The Problem: A Narrow Neck
India’s eight northeastern states are connected to the rest of the country by a strip of land only about 20 kilometers wide, known as the Siliguri Corridor, or the “Chicken’s Neck.” Nearly everything the region imports or exports has to pass through this one narrow gap. It’s slow, it’s vulnerable, and it has held back the region’s economy for decades.
The Fix: A New Port in Bangladesh
Japan is funding a large deep-sea port at Matarbari, in southeastern Bangladesh, through its development agency, JICA. Once finished, big container ships will be able to dock there directly, instead of relying on smaller feeder boats. Japan is also paying for roads and rail lines to connect the port to the region.
The idea is simple: instead of northeastern India’s goods squeezing through the Chicken’s Neck, they could travel south through Bangladesh to Matarbari, then out to sea. That would cut costs, save time, and give the region a route that doesn’t depend on a single vulnerable corridor.
Why This Trip Matters
Reports ahead of the visit say this Bay of Bengal Northeast connectivity plan is officially on the agenda for the summit. That’s notable this isn’t just a background policy anymore, it’s something the two leaders are expected to discuss directly this week.
The summit was originally supposed to happen in Assam, in India’s Northeast, rather than New Delhi. That would have been a strong symbolic statement about Japan’s commitment to the region. It was later moved to New Delhi instead, which softened the symbolism a bit but the underlying agenda is reportedly unchanged.
The Bigger Picture
This visit isn’t happening in isolation. Japan is already India’s fifth-largest foreign investor, with about $48 billion invested as of March 2026. Trade between the two countries topped $27 billion last fiscal year. And last August, the two sides set a target of roughly $65 billion in new Japanese private investment into India over time.

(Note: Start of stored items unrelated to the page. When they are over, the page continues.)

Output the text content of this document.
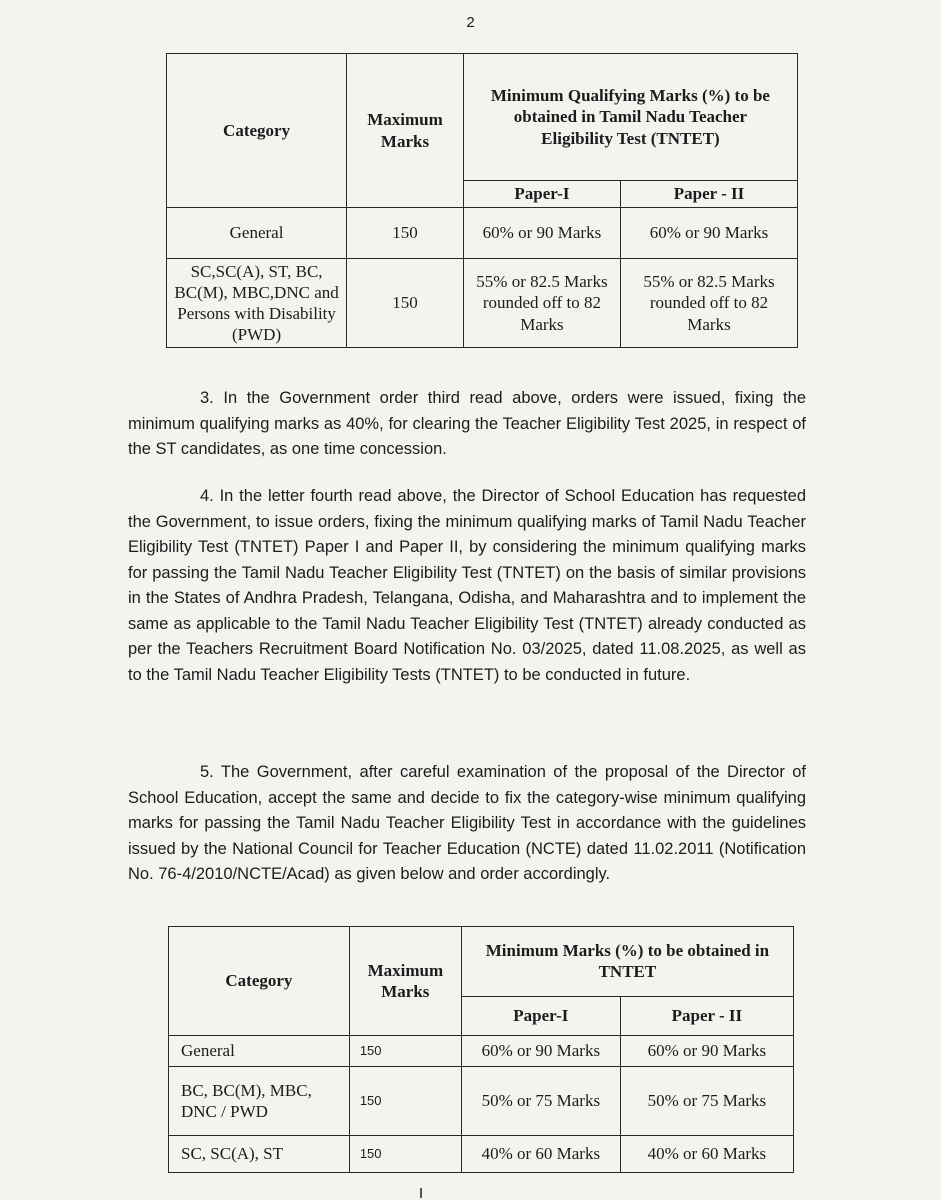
2
Category	Maximum Marks	Minimum Qualifying Marks (%) to be obtained in Tamil Nadu Teacher Eligibility Test (TNTET)	
		Paper-I	Paper - II
General	150	60% or 90 Marks	60% or 90 Marks
SC,SC(A), ST, BC, BC(M), MBC,DNC and Persons with Disability (PWD)	150	55% or 82.5 Marks rounded off to 82 Marks	55% or 82.5 Marks rounded off to 82 Marks

3. In the Government order third read above, orders were issued, fixing the minimum qualifying marks as 40%, for clearing the Teacher Eligibility Test 2025, in respect of the ST candidates, as one time concession.

4. In the letter fourth read above, the Director of School Education has requested the Government, to issue orders, fixing the minimum qualifying marks of Tamil Nadu Teacher Eligibility Test (TNTET) Paper I and Paper II, by considering the minimum qualifying marks for passing the Tamil Nadu Teacher Eligibility Test (TNTET) on the basis of similar provisions in the States of Andhra Pradesh, Telangana, Odisha, and Maharashtra and to implement the same as applicable to the Tamil Nadu Teacher Eligibility Test (TNTET) already conducted as per the Teachers Recruitment Board Notification No. 03/2025, dated 11.08.2025, as well as to the Tamil Nadu Teacher Eligibility Tests (TNTET) to be conducted in future.

5. The Government, after careful examination of the proposal of the Director of School Education, accept the same and decide to fix the category-wise minimum qualifying marks for passing the Tamil Nadu Teacher Eligibility Test in accordance with the guidelines issued by the National Council for Teacher Education (NCTE) dated 11.02.2011 (Notification No. 76-4/2010/NCTE/Acad) as given below and order accordingly.

Category	Maximum Marks	Minimum Marks (%) to be obtained in TNTET	
		Paper-I	Paper - II
General	150	60% or 90 Marks	60% or 90 Marks
BC, BC(M), MBC, DNC / PWD	150	50% or 75 Marks	50% or 75 Marks
SC, SC(A), ST	150	40% or 60 Marks	40% or 60 Marks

Much of this cooperation is also read as a quiet counterweight to China’s Belt and Road Initiative, which has run into criticism in other countries over debt and delays. Japan and India aren’t framing it that way publicly, but the pattern reliable financing, transparent terms, joint planning speaks for itself.
What to Watch:
The two countries are expected to release a joint statement when the summit wraps up on July 3. That statement should show how firm or how vague the commitments really are. The Matarbari port itself is still years from full completion, with different reports pointing to dates anywhere between 2027 and 2029 for various phases. So even if this week produces strong words, the actual sea route around the Chicken’s Neck is still a ways off.